When I was about 11 or 12, my mother knew I had a lot of allergies; I was sneezing all the time, and my immune system was so bad I missed tons of school. Fortunately, I was able to catch up very quickly, so I didn't really fall behind in school.
She took me to the local clinic for allergy testing, which consisted of a nurse putting substances just beneath the skin of my back. I had 88 numbered shots in my back one day, then had to go back the next day for them to evaluate the reactions. After a few days, the nurse said, "Well, you'll never drink beer! You're allergic to everything in beer except the water!" I asked her how she knew that, and she said that there were red, swollen lumps where the "beer" ingredients had been tested: barley, hops, malt--and those lumps were still an angry red even when it was time to get the next series of test shots. So I just never drank beer, knowing how allergic I was to it.
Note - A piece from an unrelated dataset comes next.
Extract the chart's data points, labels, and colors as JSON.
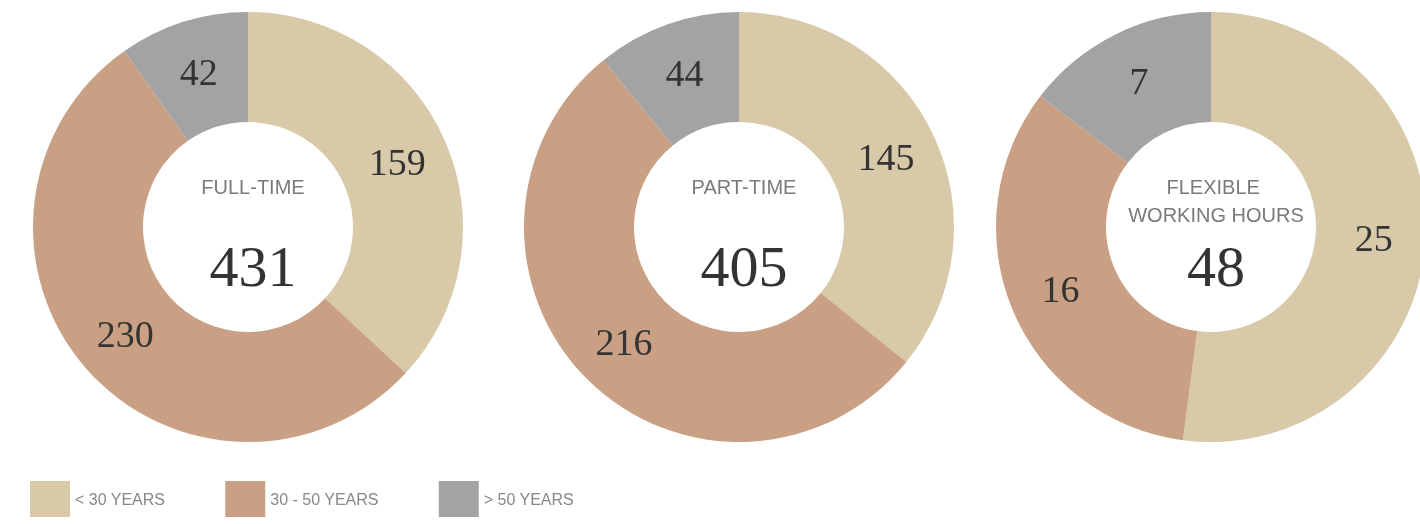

When I was in my first teaching job, Mrs Media and I went to another teacher's home for dinner. She served us bratwurst, and it was the first time I had ever had bratwurst. It was delicious! I raved about it and said several times, "Penny, you're going to have to give me the recipe for this!" She laughed and said it was so simple there wasn't even a recipe to give me. Later in the evening, we were playing some kind of board game, and I was kind of scratching at my beard on the right side of my face, then the left, then both sides. It was really getting "itchy." I again asked her to share the recipe, and she said, "Geez. It's just bratwurst, cooked in a cup of beer."
I said, "Really? I'm allergic to beer." She said, "What happens when you drink beer?" and I said, "I have no idea. I've never tried it because I know how allergic to it. I guess we'll find out."
It took another ten minutes or so, but eventually, i started wheezing as I talked, and my face got fiery red, and my throat began to swell and close off. We got to the point where we determined if it got any worse at all, I would go down the street from her to the hospital. Fortunately, that was the worst of it, and I started to get better. Disaster averted.